I cannot sleep profusely with the irritation of tinnitus so I switched the laptop onto re-watch a segement of the BBC's latest series on Poetic works of classical works and modernists. Finally, poetry has been elevated from the dusty library books to the flat screen television's across the UK which all started last week with the very passionate and over-excitedly giddy Griff Rhys Jones on BBC Two's Why Poetry Matters programme that showed many contributors especially liked to hear similar (I had to wear headphones of course) Yorkshire dialect of Simon Armitage who also writes wonderfully as he sounds .
But the one I've awaited until tonight which I watched keenly- Armando Iannucci in Milton's Heaven and Hell especially as I wrote an essay in the first semester on whether the poets Wyatt and Milton of such strong beliefs attempts to challenge the poetic conventions of the times. It seems according to Plashing Vole that I did not need to research, countlessly re-read and write such a exaggeratedly tedious essay in hope I showed my full understanding. But one thing I couldn't prove was, not that I understood it but that I was in complete awe that he could establish so many factors into the works of Paradise Lost and that is precisely what Iannucci does.
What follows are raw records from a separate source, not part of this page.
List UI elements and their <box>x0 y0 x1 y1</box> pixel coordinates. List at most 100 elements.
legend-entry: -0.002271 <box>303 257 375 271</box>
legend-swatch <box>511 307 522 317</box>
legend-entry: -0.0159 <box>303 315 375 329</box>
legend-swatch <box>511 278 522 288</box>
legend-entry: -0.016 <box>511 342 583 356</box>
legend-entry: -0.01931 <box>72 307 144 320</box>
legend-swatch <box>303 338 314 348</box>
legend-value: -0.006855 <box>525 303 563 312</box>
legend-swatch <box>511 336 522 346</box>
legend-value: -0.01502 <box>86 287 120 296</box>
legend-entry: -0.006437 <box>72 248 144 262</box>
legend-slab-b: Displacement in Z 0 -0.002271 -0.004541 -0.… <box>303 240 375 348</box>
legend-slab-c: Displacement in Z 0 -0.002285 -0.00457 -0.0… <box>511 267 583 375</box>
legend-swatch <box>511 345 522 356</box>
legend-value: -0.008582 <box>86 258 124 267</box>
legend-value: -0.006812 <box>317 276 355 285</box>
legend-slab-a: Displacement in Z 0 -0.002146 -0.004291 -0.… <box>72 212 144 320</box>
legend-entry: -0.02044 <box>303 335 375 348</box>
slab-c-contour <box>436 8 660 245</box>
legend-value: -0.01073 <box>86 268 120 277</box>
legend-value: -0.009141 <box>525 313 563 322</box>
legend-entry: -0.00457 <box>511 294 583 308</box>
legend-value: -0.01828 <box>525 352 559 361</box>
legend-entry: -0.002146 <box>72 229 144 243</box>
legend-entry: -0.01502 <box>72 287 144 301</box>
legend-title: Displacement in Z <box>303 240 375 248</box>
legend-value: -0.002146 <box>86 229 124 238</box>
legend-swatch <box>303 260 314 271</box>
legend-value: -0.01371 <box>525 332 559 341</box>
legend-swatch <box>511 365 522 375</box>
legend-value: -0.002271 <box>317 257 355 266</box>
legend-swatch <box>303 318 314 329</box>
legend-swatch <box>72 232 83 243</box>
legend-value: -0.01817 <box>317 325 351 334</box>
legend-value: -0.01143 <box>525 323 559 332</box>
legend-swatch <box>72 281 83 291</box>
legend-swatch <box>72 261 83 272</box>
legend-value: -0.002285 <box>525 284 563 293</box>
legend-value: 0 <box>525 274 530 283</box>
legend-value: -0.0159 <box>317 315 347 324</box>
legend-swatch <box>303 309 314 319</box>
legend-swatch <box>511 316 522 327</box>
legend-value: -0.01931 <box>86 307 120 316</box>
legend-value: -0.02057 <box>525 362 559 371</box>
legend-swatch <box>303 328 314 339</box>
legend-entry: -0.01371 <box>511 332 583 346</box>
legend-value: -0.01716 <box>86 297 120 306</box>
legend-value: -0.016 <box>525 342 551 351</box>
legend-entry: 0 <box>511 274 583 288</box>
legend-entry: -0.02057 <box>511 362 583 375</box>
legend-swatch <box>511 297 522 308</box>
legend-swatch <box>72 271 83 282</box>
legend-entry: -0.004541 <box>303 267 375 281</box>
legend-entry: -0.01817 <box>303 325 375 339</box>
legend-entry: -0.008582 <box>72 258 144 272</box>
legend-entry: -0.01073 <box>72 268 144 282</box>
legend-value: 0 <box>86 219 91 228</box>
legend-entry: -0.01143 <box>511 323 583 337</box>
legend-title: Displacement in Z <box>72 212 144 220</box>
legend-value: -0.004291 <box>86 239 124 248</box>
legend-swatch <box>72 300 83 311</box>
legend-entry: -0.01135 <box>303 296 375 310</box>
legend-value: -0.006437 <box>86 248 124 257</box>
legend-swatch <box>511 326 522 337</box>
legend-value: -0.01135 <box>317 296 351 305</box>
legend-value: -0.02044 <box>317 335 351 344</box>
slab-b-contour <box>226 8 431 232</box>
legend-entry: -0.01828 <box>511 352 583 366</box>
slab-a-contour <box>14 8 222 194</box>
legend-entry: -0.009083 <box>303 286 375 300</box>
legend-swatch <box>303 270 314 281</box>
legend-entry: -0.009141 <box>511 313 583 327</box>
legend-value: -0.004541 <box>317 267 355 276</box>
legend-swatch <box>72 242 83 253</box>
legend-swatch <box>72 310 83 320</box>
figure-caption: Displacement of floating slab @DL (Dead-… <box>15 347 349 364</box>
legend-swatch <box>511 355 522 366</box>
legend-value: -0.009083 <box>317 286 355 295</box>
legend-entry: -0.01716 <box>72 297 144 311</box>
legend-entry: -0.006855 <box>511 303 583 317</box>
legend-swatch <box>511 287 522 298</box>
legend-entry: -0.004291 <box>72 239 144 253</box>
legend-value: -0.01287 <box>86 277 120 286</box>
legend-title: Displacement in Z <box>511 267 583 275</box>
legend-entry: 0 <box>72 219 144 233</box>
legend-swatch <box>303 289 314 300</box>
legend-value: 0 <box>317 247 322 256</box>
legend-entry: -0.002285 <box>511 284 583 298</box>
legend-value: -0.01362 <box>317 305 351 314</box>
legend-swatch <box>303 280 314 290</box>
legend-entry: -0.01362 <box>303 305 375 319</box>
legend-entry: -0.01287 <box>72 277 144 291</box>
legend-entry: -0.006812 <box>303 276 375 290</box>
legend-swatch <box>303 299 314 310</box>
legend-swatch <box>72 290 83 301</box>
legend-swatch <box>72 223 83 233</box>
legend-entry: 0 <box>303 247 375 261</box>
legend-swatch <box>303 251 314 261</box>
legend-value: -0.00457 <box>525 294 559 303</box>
The programme is perhaps a tad simplistic at times especially for those who have read Paradise Lost more then a couple of times it also shows the wider picture linking the allusions to the inner thinking of perhaps the most learned poet I have encountered. Also the background work before the aforementioned epic was mentioned freely and I rather liked the part when Iannucci explained Milton's morality citing the works of Areopagitca saying it was 'the most perfect expression in English of defence and freedom of speech' therein lead to the belief that Milton saw books as having 'intrinsic merit.' It goes on to describe the passage leading to Milton's imprisonment and how he wrote, whilst blinded and assisted by a friend, Paradise Lost.
If you missed it, here is a chance to view it once again on that rather useful device BBC iPlayer which handily for me comes with subtitles so I shan't need the headphones I've packed.
I shall be tuning into the BBC Four showing of the Anglo-Saxon world – to reveal the origins of our literary heritage in Michael Wood On Beowulf. Hopefully, if you haven't already then so shall you.
Oh lord, it seems one must sleep now. Ciao.